On June 9, 2024, Belgium held regional elections that left the Brussels Region in a state of profound political paralysis. More than a year later, the Region remains without a functioning government, trapped in a feedback loop of political deadlock and fiscal deterioration. The consequences are stark: a ballooning deficit, downgraded credit ratings, and the looming threat of a liquidity crisis that could disrupt the day-to-day functioning of its institutions.
In his incisive analysis, Guillaume Delvaux, PhD candidate in constitutional law at UCLouvain, explores the structural and financial vulnerabilities that have brought the Brussels Region to the brink. His article offers a comprehensive examination of how institutional complexity, fragmented political representation, and rising expenditures have converged to create a uniquely precarious situation within Belgium’s federal system.

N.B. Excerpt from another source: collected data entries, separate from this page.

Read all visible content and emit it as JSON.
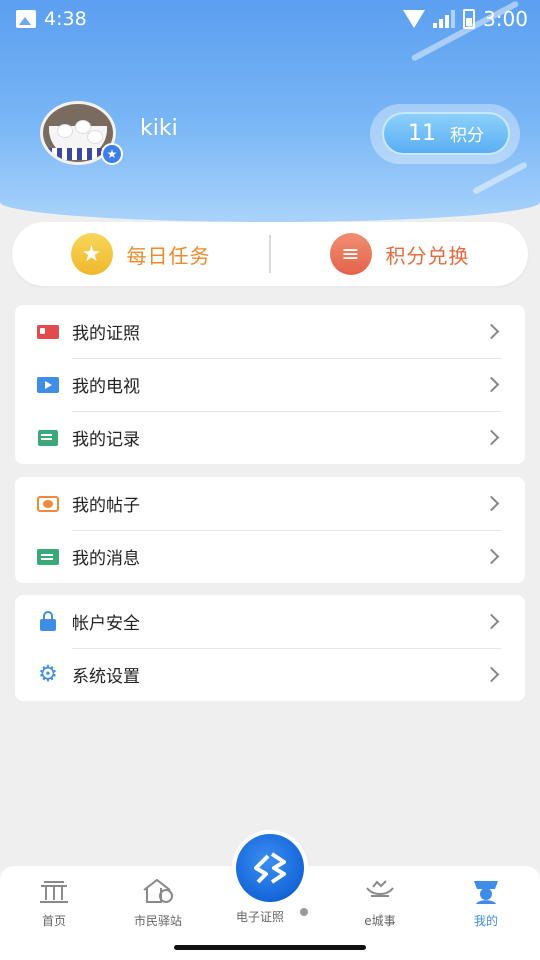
{
  "status_bar": {
    "time_left": "4:38",
    "time_right": "3:00"
  },
  "profile": {
    "username": "kiki",
    "points_value": "11",
    "points_unit": "积分"
  },
  "tasks": [
    {
      "label": "每日任务",
      "icon": "star-icon"
    },
    {
      "label": "积分兑换",
      "icon": "coins-icon"
    }
  ],
  "menu_groups": [
    [
      {
        "label": "我的证照",
        "icon": "id-card-icon"
      },
      {
        "label": "我的电视",
        "icon": "tv-icon"
      },
      {
        "label": "我的记录",
        "icon": "record-icon"
      }
    ],
    [
      {
        "label": "我的帖子",
        "icon": "post-icon"
      },
      {
        "label": "我的消息",
        "icon": "message-icon"
      }
    ],
    [
      {
        "label": "帐户安全",
        "icon": "lock-icon"
      },
      {
        "label": "系统设置",
        "icon": "gear-icon"
      }
    ]
  ],
  "tabbar": {
    "tabs": [
      {
        "label": "首页",
        "icon": "home-gate-icon"
      },
      {
        "label": "市民驿站",
        "icon": "station-icon"
      },
      {
        "label": "电子证照",
        "icon": "e-license-icon"
      },
      {
        "label": "e城事",
        "icon": "ecity-icon"
      },
      {
        "label": "我的",
        "icon": "profile-icon"
      }
    ],
    "active": "我的"
  },
  "colors": {
    "accent": "#3f8de6",
    "task_orange": "#ee8a2a",
    "header_blue": "#5b9ff0"
  }
}
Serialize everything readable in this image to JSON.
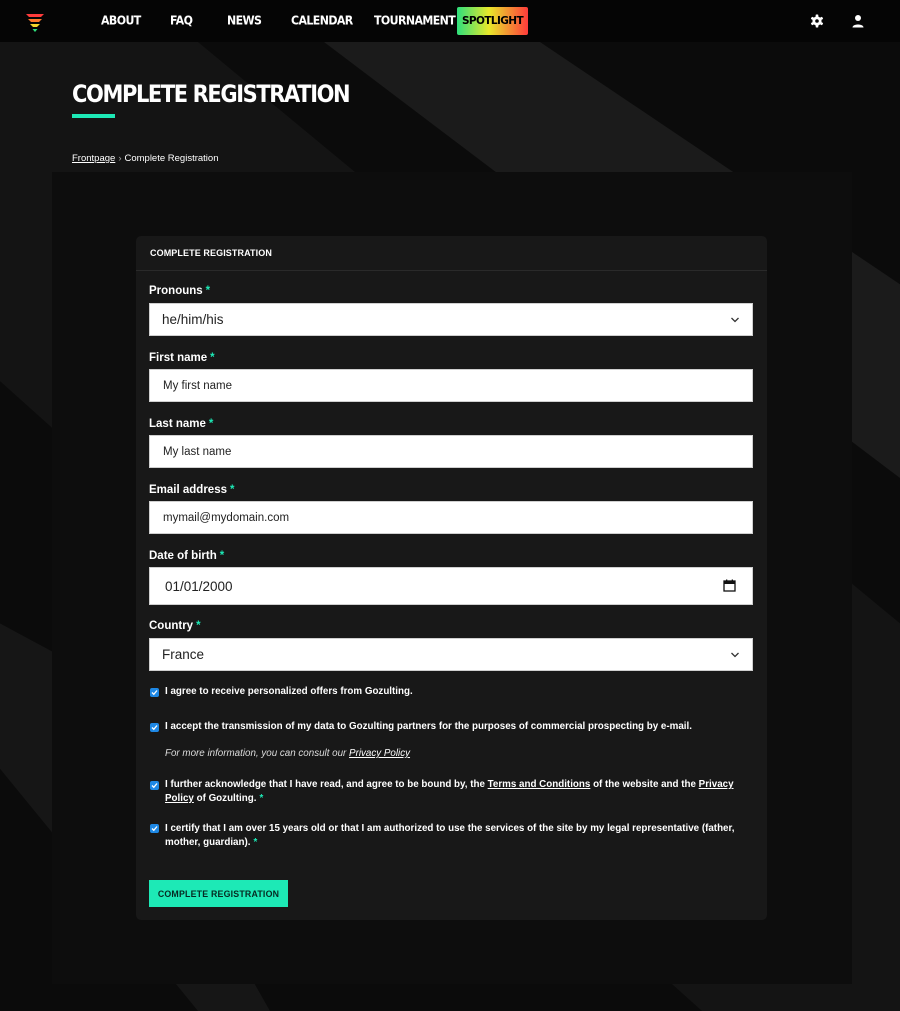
{
  "nav": {
    "items": [
      {
        "label": "ABOUT"
      },
      {
        "label": "FAQ"
      },
      {
        "label": "NEWS"
      },
      {
        "label": "CALENDAR"
      },
      {
        "label": "TOURNAMENT"
      }
    ],
    "spotlight_label": "SPOTLIGHT",
    "icons": [
      "gear-icon",
      "user-icon"
    ]
  },
  "page": {
    "title": "COMPLETE REGISTRATION",
    "accent_color": "#1de9b6"
  },
  "breadcrumb": {
    "home": "Frontpage",
    "separator": "›",
    "current": "Complete Registration"
  },
  "form": {
    "header": "COMPLETE REGISTRATION",
    "required_mark": "*",
    "pronouns": {
      "label": "Pronouns",
      "value": "he/him/his"
    },
    "first_name": {
      "label": "First name",
      "placeholder": "My first name"
    },
    "last_name": {
      "label": "Last name",
      "placeholder": "My last name"
    },
    "email": {
      "label": "Email address",
      "placeholder": "mymail@mydomain.com"
    },
    "dob": {
      "label": "Date of birth",
      "value": "01/01/2000"
    },
    "country": {
      "label": "Country",
      "value": "France"
    },
    "checkboxes": {
      "offers": {
        "checked": true,
        "text": "I agree to receive personalized offers from Gozulting."
      },
      "partners": {
        "checked": true,
        "text": "I accept the transmission of my data to Gozulting partners for the purposes of commercial prospecting by e-mail."
      },
      "info_prefix": "For more information, you can consult our ",
      "info_link": "Privacy Policy",
      "terms": {
        "checked": true,
        "text_1": "I further acknowledge that I have read, and agree to be bound by, the ",
        "link_terms": "Terms and Conditions",
        "text_2": " of the website and the ",
        "link_privacy": "Privacy Policy",
        "text_3": " of Gozulting."
      },
      "age": {
        "checked": true,
        "text": "I certify that I am over 15 years old or that I am authorized to use the services of the site by my legal representative (father, mother, guardian)."
      }
    },
    "submit_label": "COMPLETE REGISTRATION"
  }
}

Delvaux highlights the Region’s deteriorating fiscal health, with debt nearing €15 billion and a deficit that has hovered around €1.5 billion annually since 2022. He also scrutinizes the limitations of Belgium’s federal design, particularly the “no-bailout” clause enshrined in law, which complicates any potential intervention by the federal government. The analysis raises critical questions about the sustainability of fiscal autonomy in federated entities and the legal and political pathways available should Brussels face default.
This piece not only sheds light on the Brussels Region’s current crisis but also prompts broader reflection on the resilience of federal systems in times of financial distress. Delvaux’s work is a vital contribution to the ongoing debate on intergovernmental fiscal relations and the future of regional governance in Europe.